Expectation simmering in the stands, plans for the future of the glitzy T20 extravaganza were being discussed in the closed press conference room. An hour before the start of the game, an impromptu news conference was announced with Pakistan Cricket Board interim management committee chairman Najam Sethi arriving alongside the digital broadcast rights holder for the PSL.

It’s been over a month since the interim management committee was installed for a 120-day period in which it has to hold elections, the move seeing the end of Ramiz Raja’s time as PCB chief. Sethi is the de facto chairman for the time and still revelling in the opening ceremony of the country’s marquee tournament in Multan on Monday, said he wanted to make it “bigger and better”.

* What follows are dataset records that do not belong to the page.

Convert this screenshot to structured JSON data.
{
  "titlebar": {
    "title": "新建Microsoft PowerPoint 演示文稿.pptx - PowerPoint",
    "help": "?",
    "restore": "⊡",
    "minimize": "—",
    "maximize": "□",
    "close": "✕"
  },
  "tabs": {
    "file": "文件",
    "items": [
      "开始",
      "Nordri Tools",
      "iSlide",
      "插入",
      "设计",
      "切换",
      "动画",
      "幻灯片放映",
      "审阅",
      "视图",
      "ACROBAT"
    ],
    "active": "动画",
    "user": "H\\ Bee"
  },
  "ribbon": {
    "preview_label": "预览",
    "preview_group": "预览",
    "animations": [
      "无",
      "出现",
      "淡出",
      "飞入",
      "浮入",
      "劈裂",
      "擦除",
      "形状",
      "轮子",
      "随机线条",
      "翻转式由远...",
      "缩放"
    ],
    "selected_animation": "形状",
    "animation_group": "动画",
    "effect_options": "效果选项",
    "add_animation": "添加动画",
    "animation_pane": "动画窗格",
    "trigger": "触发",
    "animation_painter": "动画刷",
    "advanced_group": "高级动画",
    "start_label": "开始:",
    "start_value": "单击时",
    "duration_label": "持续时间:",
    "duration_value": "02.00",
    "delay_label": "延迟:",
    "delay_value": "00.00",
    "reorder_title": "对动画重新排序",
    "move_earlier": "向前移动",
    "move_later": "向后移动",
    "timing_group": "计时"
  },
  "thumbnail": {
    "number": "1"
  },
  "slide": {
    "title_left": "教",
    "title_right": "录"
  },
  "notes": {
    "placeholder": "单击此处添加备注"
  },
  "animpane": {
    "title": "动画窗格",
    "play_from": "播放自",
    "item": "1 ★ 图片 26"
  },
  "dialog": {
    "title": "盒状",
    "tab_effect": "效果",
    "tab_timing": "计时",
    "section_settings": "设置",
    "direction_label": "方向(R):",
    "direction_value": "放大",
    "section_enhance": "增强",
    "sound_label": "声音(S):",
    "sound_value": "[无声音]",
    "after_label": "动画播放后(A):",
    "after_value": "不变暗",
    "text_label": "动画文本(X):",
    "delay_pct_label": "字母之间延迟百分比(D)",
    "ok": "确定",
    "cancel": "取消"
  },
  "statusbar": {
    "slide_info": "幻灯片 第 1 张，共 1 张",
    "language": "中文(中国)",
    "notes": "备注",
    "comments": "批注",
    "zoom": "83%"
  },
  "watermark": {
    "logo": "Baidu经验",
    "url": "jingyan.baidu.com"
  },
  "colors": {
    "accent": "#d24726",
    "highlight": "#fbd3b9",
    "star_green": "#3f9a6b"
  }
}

Sethi was the league’s chairman when its inaugural edition was held in 2016 before becoming PCB chief the following year. The PSL has since grown into one of the top leagues around the world, only second to the Indian Premier League. Now back at the helm, Sethi outlined his ambitions. “My plan is to put more money into the PSL,” he told reporters. “We hope to bring more foreign players and bring through more domestic talent.”

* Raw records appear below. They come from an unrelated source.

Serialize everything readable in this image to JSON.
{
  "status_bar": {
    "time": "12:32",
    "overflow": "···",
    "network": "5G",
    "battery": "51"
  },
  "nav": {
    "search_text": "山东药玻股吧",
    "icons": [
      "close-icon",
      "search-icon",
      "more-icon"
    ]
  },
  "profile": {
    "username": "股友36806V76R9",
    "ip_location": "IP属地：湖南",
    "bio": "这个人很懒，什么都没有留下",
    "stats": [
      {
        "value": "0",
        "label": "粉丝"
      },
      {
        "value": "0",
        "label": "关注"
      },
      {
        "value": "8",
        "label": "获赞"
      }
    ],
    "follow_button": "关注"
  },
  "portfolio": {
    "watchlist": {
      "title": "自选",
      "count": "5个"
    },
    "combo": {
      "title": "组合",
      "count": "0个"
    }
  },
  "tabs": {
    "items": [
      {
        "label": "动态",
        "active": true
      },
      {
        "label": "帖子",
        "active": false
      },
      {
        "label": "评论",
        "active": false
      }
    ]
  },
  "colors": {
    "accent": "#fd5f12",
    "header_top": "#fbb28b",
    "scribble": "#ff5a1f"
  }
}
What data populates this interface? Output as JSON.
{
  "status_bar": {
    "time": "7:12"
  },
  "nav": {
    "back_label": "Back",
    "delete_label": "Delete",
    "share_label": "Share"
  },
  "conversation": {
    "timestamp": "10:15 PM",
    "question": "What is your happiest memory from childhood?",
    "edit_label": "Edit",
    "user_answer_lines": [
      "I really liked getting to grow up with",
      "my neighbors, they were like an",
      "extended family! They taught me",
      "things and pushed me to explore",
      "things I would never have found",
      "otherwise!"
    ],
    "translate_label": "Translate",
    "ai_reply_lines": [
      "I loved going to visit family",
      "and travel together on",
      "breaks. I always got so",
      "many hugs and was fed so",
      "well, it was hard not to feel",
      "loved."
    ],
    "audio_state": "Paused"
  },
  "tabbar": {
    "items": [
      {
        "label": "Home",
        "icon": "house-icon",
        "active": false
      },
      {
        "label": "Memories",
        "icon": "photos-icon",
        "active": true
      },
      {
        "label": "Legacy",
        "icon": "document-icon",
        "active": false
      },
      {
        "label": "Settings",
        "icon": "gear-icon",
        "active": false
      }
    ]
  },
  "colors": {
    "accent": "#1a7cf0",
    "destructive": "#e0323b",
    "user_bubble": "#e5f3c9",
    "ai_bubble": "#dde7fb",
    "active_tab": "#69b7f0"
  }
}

There was no hiding about the fact that the PSL is PCB’s money-spinning venture. While the representative of the digital broadcast rights holder noted the fact that the league’s viewership went to far flung areas of the country, Sethi joked that the money being made by the rights holder would mean more capital for the PCB.

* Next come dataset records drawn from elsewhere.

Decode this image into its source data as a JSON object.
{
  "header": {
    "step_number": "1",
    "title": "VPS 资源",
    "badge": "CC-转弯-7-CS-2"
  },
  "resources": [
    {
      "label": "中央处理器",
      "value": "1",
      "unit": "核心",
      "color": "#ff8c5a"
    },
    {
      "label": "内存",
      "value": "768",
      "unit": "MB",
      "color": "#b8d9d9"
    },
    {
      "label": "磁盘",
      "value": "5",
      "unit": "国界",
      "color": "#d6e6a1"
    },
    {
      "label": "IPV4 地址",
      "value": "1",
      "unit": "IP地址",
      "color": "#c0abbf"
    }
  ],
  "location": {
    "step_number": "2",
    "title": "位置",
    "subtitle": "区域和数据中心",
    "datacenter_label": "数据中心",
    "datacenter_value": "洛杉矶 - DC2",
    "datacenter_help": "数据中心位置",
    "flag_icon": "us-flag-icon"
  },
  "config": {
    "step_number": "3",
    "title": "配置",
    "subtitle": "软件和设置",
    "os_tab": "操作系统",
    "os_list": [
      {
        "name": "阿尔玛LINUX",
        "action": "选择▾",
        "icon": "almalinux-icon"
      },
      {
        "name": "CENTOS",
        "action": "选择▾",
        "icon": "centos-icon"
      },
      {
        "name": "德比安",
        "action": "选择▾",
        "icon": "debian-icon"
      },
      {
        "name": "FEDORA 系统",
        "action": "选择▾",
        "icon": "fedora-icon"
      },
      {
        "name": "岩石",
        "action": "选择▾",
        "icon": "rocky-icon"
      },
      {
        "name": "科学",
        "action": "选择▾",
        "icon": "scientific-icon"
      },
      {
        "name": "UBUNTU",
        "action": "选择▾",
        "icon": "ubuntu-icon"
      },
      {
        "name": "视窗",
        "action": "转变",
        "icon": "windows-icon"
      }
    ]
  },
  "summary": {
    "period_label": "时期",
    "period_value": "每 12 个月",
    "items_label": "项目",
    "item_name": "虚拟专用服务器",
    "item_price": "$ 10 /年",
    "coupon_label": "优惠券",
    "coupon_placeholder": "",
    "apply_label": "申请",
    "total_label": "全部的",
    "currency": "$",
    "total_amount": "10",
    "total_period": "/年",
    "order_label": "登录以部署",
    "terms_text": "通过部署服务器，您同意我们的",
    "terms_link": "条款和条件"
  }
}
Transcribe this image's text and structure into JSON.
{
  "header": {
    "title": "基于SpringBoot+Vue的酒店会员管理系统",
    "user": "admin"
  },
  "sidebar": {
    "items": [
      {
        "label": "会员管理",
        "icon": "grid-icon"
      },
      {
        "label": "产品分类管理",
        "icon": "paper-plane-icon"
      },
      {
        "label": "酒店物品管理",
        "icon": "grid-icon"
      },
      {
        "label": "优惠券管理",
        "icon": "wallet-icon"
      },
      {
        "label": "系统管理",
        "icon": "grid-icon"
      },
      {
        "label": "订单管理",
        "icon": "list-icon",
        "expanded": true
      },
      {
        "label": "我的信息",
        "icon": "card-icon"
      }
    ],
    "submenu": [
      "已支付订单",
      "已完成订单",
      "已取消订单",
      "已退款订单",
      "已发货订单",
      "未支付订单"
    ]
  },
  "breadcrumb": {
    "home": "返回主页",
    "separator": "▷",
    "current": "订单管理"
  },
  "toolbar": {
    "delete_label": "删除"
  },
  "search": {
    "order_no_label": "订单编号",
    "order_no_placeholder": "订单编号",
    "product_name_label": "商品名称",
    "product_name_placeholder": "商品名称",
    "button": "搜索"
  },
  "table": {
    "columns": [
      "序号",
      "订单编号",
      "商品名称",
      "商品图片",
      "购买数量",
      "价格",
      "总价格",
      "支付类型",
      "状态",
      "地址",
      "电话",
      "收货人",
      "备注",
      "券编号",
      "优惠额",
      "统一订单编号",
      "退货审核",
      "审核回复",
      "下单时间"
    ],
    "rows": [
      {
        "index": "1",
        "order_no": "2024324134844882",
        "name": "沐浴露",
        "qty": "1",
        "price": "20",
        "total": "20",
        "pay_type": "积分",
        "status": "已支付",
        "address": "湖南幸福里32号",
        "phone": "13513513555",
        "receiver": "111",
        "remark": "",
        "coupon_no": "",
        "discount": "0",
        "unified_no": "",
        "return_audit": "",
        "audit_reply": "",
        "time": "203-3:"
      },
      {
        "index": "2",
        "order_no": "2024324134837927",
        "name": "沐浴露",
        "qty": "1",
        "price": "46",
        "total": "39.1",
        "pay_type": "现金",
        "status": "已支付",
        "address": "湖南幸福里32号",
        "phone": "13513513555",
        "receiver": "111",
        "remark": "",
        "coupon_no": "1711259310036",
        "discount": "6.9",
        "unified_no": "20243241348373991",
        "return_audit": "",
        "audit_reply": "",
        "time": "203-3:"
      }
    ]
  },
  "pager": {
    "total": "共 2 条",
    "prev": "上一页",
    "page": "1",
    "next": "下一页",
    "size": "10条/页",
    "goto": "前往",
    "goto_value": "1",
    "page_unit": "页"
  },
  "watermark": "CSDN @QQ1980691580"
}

Once this season of the PSL reaches completion, it will be the first time that the league will be held across four centres of the country. “Organising it in four venues is a challenge, especially with Multan as the teams are staying in Lahore,” said Sethi. “With matches for the first stage being held in Multan and Karachi and then shifting to Lahore and Rawalpindi, we needed two production teams, which is a huge operation.”

But it hasn’t been without hiccups with the start of the opening match seeing a significant delay. But Sethi said he is “determined” to take the PSL to new centres. “We want to have PSL matches in Quetta and Peshawar with the security situation permitting.”

Quetta’s Bugti Stadium hosted an exhibition match between Zalmi and Quetta Gladiators, both teams consisting of local players only, last Sunday. Sethi said he was pleased at how the Bugti Stadium had been “transformed” for the game but added he couldn’t say the same about Peshawar’s Arbab Niaz Stadium.

“It’s in the same state as four years ago when I was last PCB chairman,” said Sethi. “But I believe if can take the PSL there, Peshawar will be a real winner.”